Multilevel Modelling of Electronic Health Records
thesisposted on 19.11.2019, 14:16 by Alessandro Gasparini
The use of electronic health records (EHRs) is increasingly common in applied research, providing the opportunity to answer more relevant and detailed clinical questions. Among others, assessing the quality of routine care, enabling pragmatic clinical trials, investigating temporal trends and the natural evolution of diseases.
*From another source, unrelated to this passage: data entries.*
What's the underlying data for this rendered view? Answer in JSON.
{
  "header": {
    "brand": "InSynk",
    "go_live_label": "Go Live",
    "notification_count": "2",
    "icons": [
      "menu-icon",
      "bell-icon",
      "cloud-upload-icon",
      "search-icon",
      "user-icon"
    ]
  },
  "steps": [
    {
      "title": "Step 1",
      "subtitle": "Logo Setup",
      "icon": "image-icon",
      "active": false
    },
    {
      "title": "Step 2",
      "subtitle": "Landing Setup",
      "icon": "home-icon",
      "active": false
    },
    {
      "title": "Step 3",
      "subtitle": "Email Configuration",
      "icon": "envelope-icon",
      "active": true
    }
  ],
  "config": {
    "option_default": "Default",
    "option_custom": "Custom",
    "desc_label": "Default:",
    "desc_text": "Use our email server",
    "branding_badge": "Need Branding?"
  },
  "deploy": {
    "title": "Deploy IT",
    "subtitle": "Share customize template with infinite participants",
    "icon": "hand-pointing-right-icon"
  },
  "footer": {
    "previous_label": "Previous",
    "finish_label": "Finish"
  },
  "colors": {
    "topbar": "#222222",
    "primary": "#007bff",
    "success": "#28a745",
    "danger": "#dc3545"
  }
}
The effective use of EHRs in medical research provides several opportunities, but challenges persist. The principal aim of this Thesis consists of investigating methodological challenges, with focus on the multilevel structure of EHRs. First, I studied shared frailty survival models for clustered survival data and the impact of model misspecification on estimates of risk and heterogeneity. Then, I investigated joint models for longitudinal and survival data and their use to account for the drop-out and observation processes in the analysis of longitudinal data. Drop-out and the timing between observations are likely not independent of the outcome of interest in the settings of EHRs, therefore violating common assumptions of traditional methods. Focussing on the observation process, I compared the joint modelling approach to other methods previously proposed in the literature via Monte Carlo simulation. Lastly, given the use of simulation methods throughout this Thesis, I introduced newly-developed software in R to aid, support, and supplement their analysis. The results of this Thesis highlight the importance of properly modelling the baseline hazard, frailty distribution, and assessing model fit in shared frailty survival models, as clinically-relevant biases may arise otherwise. Moreover, the joint modelling approach showed superior performance and flexibility when modelling the observation process, with a consistent pattern across all simulated scenarios. I illustrated the above-mentioned results in practice using real-world data on chronic kidney disease and intensive care medicine, emphasising once again the requirement for appropriate statistical methods that can accommodate the complexities commonly encountered in the settings of EHRs.